De nos jours, la rencontre entre notre intelligence éclairée et les antiques mémoires de notre cerveau reptilien donne lieu à une multitude de passionnantes explorations en rapport avec la création qu’on appellera fictives, réelles, conscientes, évidentes, aberrantes, symboliques, mythiques, révélatrices ou irrationnelles en fonction de nos divers préjugés et ouvertures.

 

L’être humain serait né du passage sur terre d’extra-terrestres reptiliens, qui seraient nos vrais dieux créateurs : « Je pensais alors à mon créateur qui devait s’y prendre autrement pour créer les Anunna. Il allait avoir toute une série de programmations à effectuer sur les gènes répartis à l’intérieur du noyau cellulaire qui servirait d’empreinte à la future multiplication. C’est ce même type de manipulation qu’An avait dû effectuer avant d’enclencher le processus qui m’engendra. Les gènes contrôlent en majorité les différentes fonctions d’un être vivant. Pour ce genre d’opération, le tout est de pouvoir déterminer quels gênes il faut garder et lesquels il faut muter ou tout simplement supprimer. Un travail complexe dont An avait le savoir et qu’il m’avait transmis, mais une pratique dont je ne me servis pas encore à cette époque. » (8)

 

Une partie de nos dirigeants politiques et guerriers serait constituée d’une effrayante caste de reptiles déguisés en êtres humains, à moins que nous ne soyons visités par des reptiles de lumière : « Après la Lémurie, pendant la période atlantéenne, quand les humains ont perdu leur faculté de communiquer avec le Ciel (…), les Serpents de Sagesse ont utilisé des corps physiques pour pouvoir communiquer avec la race humaine.
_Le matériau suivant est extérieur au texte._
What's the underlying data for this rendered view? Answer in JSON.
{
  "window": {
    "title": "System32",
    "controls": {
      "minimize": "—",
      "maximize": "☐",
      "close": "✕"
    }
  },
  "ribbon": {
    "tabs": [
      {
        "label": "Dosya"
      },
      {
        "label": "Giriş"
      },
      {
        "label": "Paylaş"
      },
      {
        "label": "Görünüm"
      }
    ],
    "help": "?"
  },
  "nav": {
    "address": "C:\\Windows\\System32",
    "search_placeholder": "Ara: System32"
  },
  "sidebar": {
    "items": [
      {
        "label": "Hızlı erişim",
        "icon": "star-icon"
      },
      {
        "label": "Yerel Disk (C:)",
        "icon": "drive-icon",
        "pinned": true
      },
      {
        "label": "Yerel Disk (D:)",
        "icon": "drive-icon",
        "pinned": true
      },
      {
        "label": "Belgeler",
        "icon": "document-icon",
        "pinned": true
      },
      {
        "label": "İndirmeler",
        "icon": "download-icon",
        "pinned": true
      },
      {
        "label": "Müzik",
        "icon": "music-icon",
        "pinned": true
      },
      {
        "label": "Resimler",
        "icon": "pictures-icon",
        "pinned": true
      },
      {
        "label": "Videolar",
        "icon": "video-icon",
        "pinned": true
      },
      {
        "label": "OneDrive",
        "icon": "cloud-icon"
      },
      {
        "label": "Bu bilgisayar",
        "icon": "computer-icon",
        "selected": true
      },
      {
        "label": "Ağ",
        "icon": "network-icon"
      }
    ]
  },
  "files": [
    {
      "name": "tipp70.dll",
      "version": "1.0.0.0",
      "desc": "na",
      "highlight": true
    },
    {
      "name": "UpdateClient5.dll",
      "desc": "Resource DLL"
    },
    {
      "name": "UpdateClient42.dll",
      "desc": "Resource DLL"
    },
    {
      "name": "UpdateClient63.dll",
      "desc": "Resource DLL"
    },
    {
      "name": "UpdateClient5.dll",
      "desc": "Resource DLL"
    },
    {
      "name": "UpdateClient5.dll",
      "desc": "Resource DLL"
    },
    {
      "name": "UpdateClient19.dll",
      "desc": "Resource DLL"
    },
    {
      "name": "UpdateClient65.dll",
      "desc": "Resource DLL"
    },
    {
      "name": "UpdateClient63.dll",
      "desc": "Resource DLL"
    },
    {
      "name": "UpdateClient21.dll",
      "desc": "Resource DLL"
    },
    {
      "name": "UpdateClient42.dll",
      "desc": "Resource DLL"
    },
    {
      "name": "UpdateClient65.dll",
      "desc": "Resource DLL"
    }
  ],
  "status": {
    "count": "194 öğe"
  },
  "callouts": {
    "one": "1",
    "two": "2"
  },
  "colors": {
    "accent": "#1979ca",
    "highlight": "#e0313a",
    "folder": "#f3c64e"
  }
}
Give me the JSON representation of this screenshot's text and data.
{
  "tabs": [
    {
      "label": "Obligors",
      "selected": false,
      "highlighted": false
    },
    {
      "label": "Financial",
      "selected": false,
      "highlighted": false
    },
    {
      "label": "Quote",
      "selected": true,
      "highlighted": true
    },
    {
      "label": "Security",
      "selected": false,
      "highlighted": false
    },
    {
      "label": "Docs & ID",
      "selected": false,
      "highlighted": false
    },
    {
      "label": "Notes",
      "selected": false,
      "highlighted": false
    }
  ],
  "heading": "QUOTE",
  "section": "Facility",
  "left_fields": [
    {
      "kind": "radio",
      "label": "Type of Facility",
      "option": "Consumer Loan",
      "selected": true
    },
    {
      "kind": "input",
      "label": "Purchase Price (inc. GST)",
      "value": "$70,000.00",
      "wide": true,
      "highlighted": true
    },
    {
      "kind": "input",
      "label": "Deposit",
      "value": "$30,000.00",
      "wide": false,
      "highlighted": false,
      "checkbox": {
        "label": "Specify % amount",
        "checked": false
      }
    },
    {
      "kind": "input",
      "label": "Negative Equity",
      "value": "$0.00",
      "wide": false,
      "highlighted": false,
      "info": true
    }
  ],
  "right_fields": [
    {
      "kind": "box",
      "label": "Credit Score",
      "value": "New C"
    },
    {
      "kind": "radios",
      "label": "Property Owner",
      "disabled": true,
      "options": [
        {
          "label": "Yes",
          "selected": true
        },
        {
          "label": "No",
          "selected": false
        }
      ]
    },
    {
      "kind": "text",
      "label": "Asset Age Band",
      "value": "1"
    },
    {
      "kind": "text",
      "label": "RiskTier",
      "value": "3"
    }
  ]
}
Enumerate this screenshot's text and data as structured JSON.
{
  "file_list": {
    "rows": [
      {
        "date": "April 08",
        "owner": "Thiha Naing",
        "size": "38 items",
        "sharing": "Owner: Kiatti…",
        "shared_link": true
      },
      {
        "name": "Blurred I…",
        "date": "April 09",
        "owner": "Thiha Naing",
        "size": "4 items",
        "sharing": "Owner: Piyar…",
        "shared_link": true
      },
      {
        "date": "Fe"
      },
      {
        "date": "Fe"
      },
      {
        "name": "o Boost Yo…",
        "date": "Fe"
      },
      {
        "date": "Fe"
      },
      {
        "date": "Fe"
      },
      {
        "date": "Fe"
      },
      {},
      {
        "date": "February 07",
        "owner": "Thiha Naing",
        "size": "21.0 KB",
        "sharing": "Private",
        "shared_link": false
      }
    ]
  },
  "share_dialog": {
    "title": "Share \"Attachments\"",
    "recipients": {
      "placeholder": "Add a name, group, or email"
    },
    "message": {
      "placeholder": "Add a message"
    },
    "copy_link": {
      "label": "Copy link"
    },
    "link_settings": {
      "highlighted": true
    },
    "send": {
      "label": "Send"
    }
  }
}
Ils ont créé ou inspiré des humains, des adeptes ou sages qui, eux-mêmes ont fondé les Ecoles de mystères. » (9)

 

Ou alors, ce sont des forces monstrueuses qui se livrent entre elles une guerre apocalytique à notre insu, et « quel que soit le vainqueur, nous serons tous perdants ! » (10)

 

Ce fameux Dragon a décidément la vie dure… et la mort souple.

 

° ° ° ° ° ° ° ° ° ° °

 

(1) Citation de « La Geste des Chevaliers Dragons », tome 2, scénario de Ange, éd. Soleil.
(2) Voir le film « Blueberry » de Jan Kounen, dont les visions ont été authentifiées par les chamanes qui ont initié le réalisateur du film.
(3) Citation de « Seul ce qui brûle » de Christiane Singer, éd. Albin Michel.
(4) Lire à ce sujet « Le Mont-Saint-Michel et l’énigme du dragon » de Jean Markale. Editeur original : Pygmalion. Réédité par France Loisirs.
(5) Lire à ce sujet « L’insolence de l’amour, Fictions de la vie sexuelle » de Jean-Michel Hirt, éd. Albin Michel.
(6-7) Extraits de « Dragons entre science et fiction », programme de l’exposition éponyme de 2006 au Muséum national d’Histoire naturelle à Paris, éd. Jean-Pierre de Monza.
(8) Extrait de « Le secret des étoiles sombres » d’Anton Parks, éd. Neki.
(9) Extrait de l’ouvrage de Michael El Nour « Baiser à Lucifer », éd. Louise Courteau.
(10) Slogan annonciateur de l’hallucinante confrontation du film « Alien Vs. Predator » de Paul Anderson.